«И маленьких женщин-коротконожек тоже остерегайся, Дарие…»
«Хорошо. У тебя вон ноги длинные…»
«Да. И у Замбилы…»
Если бы я позабыл Дудуликэ и Тэнасе Фьер-Рэу, то, значит, забыл бы и Киру, и Замбилу. Забыл бы усадьбу. Арапники… Забыл бы, как пололи осот. Забыл бы собственную жизнь…
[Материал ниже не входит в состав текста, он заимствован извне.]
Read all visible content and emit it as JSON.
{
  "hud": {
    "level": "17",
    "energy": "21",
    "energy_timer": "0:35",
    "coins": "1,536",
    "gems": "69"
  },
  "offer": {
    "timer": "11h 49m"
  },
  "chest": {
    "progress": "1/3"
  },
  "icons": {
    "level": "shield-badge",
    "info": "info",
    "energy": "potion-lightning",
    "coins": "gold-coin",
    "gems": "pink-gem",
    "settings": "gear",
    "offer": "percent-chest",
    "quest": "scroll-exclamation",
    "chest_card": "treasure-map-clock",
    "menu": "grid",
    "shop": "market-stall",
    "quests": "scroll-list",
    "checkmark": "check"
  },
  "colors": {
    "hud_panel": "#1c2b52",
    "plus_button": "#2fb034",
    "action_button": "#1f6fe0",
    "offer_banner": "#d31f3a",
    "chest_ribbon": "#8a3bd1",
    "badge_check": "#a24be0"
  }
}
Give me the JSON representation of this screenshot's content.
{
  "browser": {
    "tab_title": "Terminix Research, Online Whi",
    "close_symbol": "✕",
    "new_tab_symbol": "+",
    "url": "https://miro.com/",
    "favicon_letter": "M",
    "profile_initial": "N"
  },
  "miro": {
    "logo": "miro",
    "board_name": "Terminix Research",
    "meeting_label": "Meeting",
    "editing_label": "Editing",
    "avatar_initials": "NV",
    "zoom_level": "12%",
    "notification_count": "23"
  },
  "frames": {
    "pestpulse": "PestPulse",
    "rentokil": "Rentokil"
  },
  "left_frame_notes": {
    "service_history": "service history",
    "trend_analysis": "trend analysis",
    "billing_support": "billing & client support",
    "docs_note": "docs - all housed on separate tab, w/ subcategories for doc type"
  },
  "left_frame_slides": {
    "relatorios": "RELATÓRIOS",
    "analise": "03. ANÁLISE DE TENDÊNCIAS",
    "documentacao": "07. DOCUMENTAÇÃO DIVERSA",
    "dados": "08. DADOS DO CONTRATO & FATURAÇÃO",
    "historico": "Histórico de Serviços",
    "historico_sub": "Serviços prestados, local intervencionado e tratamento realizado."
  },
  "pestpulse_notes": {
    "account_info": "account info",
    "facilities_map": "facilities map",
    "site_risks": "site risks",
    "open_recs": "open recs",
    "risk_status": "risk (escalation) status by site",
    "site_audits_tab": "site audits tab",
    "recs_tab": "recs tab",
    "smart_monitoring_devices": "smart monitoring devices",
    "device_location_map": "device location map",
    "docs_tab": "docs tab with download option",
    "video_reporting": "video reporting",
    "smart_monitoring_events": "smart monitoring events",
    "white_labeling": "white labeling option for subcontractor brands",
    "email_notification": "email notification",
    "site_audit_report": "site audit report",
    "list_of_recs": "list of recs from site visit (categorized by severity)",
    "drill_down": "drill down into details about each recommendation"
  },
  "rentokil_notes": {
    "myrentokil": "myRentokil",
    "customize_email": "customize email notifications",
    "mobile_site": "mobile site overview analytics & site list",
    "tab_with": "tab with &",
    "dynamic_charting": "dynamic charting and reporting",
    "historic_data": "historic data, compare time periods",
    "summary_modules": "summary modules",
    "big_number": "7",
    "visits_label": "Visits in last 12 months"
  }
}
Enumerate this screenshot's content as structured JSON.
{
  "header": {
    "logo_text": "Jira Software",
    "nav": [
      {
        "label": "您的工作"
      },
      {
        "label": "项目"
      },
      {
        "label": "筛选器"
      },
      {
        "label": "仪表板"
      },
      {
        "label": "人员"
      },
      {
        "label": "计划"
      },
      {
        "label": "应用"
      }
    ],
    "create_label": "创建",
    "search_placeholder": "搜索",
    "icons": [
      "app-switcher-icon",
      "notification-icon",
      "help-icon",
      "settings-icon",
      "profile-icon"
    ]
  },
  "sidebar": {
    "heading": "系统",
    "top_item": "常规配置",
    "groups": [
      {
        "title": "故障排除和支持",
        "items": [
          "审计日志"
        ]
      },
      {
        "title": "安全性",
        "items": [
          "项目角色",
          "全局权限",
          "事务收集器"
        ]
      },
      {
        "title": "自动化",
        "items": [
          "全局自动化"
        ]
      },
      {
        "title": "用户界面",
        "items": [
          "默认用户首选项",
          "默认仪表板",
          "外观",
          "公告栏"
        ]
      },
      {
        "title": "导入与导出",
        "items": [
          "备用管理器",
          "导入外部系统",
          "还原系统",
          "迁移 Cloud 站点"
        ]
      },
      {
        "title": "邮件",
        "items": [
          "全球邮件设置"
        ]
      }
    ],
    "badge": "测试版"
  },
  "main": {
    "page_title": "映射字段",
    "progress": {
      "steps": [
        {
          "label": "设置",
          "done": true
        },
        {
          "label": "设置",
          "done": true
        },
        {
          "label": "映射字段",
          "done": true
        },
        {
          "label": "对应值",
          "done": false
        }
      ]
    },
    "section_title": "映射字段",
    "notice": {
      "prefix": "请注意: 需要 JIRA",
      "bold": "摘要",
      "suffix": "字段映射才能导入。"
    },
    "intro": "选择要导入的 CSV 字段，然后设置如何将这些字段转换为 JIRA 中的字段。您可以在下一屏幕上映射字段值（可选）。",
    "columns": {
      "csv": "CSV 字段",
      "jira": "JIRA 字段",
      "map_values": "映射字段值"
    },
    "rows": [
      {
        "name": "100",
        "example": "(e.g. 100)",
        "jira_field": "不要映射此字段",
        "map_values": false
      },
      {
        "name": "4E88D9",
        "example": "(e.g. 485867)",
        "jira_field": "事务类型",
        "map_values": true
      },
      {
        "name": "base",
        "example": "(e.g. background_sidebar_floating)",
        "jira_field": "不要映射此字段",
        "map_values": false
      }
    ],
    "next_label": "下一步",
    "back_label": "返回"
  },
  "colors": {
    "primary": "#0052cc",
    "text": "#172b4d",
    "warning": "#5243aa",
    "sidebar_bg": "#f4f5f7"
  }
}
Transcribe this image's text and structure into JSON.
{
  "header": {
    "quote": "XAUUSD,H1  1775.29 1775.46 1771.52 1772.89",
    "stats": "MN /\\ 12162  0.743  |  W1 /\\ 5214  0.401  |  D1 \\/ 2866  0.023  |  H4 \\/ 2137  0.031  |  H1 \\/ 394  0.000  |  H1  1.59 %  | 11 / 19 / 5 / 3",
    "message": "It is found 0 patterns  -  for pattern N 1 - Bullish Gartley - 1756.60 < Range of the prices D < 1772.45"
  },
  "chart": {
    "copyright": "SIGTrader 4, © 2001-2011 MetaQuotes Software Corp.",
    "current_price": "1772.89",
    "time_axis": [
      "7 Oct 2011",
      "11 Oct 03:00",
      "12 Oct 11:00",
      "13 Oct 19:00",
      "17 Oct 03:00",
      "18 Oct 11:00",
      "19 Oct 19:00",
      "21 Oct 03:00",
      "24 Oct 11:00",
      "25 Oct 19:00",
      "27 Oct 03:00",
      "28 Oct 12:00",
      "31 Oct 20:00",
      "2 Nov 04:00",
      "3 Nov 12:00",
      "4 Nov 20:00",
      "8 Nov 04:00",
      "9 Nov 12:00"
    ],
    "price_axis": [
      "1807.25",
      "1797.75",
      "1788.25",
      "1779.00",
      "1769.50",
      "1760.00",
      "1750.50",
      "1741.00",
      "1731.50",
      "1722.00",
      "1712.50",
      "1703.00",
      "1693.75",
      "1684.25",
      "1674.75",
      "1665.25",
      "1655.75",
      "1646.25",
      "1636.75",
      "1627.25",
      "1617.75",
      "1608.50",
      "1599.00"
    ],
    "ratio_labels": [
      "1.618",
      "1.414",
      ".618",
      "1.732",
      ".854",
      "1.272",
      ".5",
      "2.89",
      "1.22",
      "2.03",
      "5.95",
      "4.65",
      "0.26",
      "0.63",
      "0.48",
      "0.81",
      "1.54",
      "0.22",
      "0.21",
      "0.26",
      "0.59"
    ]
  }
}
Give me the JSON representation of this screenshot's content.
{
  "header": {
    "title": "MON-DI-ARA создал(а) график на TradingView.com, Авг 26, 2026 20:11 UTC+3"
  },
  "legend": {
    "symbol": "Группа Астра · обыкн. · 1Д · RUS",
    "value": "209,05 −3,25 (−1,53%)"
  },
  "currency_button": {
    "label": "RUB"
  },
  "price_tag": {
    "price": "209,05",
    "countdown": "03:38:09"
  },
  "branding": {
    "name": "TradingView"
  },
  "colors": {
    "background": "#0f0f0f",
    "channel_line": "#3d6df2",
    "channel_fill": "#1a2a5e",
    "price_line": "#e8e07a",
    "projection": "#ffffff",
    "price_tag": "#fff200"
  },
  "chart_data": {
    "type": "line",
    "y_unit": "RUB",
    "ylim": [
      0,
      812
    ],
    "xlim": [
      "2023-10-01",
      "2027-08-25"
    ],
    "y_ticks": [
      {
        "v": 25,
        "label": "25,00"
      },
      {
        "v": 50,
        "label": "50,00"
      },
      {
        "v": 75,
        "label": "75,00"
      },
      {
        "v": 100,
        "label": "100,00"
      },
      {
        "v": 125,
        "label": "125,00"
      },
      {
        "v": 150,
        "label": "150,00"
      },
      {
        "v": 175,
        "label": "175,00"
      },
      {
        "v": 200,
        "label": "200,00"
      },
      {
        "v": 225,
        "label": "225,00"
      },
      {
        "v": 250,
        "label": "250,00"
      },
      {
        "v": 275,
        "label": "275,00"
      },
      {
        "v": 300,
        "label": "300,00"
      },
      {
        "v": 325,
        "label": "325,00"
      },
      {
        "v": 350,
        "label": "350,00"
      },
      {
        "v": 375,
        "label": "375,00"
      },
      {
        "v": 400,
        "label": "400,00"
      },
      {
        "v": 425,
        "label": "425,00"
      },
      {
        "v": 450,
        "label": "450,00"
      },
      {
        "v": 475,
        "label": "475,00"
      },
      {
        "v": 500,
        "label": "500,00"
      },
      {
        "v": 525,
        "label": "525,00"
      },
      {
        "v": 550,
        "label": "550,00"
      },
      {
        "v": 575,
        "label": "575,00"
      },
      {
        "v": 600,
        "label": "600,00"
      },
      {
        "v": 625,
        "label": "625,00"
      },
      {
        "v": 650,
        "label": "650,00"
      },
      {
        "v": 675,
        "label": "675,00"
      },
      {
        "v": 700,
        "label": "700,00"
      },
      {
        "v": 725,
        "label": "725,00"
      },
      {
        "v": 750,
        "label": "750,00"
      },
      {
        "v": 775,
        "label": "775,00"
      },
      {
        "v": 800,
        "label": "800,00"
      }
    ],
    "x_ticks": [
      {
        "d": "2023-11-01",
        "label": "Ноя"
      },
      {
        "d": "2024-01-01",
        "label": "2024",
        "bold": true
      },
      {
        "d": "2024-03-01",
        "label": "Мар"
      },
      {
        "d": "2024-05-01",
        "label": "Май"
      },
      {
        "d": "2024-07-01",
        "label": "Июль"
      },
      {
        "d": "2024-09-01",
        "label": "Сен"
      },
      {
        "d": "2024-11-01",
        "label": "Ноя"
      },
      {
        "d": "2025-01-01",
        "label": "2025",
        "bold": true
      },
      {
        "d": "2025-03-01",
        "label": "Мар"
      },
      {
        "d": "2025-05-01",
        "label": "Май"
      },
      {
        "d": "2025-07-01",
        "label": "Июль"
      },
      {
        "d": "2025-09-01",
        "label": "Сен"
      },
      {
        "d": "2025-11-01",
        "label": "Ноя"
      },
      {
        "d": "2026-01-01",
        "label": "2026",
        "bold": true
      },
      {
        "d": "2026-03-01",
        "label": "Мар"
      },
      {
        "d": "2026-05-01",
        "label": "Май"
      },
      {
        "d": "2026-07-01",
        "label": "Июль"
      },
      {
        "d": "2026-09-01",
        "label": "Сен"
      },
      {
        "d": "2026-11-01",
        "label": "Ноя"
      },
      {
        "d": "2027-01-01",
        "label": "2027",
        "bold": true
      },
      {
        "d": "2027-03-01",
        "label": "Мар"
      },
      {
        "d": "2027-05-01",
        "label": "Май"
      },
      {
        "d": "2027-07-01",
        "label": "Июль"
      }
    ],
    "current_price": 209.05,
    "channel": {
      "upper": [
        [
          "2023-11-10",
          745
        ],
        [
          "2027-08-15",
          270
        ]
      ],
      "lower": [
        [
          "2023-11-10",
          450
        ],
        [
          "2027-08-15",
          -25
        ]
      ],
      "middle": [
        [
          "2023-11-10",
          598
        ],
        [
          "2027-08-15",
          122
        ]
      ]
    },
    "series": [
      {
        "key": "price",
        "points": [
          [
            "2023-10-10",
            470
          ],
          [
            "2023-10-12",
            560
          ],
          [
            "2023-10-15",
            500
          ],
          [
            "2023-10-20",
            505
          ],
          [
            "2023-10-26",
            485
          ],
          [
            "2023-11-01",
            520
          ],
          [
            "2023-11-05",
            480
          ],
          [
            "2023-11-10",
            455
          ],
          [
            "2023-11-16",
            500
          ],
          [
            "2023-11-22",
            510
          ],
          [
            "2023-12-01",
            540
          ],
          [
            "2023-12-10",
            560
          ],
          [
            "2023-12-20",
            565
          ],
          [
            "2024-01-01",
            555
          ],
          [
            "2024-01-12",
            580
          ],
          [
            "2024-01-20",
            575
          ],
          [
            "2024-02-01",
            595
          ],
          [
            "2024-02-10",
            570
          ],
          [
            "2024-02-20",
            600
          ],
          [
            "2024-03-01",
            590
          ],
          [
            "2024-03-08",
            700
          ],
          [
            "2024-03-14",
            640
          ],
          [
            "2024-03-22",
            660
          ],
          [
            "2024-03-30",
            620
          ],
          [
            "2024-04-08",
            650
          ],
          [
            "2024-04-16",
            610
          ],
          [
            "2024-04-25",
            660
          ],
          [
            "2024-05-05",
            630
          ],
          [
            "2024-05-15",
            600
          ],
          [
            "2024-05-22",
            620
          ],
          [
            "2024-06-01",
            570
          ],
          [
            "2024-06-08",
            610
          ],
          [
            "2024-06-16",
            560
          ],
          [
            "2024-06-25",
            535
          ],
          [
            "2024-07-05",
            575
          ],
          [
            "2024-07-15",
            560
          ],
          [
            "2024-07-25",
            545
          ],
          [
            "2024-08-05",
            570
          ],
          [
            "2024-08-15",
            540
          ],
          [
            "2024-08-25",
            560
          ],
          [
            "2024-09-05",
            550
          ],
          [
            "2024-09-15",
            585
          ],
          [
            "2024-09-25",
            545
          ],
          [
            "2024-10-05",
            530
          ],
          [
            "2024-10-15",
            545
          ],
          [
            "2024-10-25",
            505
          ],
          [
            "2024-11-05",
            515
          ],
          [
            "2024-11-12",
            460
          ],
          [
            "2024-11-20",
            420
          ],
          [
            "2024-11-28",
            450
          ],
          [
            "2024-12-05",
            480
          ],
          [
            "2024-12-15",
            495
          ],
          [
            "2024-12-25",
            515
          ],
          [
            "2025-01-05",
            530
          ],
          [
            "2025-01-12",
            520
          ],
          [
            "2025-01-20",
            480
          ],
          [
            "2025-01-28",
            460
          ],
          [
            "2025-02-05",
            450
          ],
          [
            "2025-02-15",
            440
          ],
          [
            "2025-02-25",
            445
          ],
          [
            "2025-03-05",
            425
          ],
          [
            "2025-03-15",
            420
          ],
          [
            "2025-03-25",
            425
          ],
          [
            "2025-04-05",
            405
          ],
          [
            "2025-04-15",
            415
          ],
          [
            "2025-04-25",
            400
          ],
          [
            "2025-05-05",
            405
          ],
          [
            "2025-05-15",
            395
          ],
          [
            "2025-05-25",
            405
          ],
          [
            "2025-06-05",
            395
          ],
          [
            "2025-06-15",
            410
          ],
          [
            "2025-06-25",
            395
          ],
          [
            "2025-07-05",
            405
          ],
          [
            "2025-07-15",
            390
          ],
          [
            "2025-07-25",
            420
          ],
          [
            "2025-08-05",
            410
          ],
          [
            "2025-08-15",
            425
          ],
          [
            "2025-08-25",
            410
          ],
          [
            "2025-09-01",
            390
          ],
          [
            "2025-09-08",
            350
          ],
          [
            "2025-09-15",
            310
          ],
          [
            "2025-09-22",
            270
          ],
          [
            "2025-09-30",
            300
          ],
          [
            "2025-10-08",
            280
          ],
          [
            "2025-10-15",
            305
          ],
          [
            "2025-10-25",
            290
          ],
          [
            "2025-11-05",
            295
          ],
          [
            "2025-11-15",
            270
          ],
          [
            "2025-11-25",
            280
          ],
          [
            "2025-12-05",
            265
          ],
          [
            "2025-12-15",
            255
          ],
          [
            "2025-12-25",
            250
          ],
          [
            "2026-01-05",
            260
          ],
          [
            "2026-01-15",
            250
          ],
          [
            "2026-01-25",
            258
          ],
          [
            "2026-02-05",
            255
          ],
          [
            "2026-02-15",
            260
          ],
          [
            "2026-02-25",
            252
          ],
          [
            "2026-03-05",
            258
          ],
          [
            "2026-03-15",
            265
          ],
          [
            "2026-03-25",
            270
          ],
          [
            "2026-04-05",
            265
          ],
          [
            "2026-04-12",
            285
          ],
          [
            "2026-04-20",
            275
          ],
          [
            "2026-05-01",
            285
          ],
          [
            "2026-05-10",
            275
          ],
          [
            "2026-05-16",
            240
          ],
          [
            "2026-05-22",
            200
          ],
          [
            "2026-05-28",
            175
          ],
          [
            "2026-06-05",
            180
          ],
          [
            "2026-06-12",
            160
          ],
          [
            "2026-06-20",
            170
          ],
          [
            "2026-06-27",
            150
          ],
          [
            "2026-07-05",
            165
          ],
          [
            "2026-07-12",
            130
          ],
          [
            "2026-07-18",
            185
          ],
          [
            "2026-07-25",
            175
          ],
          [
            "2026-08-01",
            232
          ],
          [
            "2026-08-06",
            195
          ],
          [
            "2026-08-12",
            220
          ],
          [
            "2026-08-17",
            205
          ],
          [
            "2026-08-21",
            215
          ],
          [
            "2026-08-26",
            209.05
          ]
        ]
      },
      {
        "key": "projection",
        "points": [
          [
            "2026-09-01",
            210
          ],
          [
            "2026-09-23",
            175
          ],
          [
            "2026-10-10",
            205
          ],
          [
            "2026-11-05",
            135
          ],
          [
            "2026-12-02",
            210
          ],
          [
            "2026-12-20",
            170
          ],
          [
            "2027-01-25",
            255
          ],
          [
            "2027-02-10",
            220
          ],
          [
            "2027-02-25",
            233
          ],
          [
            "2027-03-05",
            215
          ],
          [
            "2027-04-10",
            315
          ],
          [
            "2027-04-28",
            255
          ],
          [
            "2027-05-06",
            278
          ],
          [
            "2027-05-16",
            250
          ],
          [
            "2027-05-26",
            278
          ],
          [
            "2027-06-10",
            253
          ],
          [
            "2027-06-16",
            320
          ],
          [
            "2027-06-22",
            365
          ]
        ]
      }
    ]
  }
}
Полуголый человек, повстречавшийся мне в пустынном поле, ощупывает нож. Подымает на меня карие глаза и спрашивает:
– Далеко идешь?
– В Бухарест.
– Еще шагать да шагать.
– А что делать? Раз надо в Бухарест, значит, надо – и баста…
– И как же ты дойдешь? Ты что, так вот и отправился в дорогу один-одинешенек, толком не собравшись?
– Не собравшись…
– Пойдем со мной. Или спать тоже один ляжешь, прямо на обочине?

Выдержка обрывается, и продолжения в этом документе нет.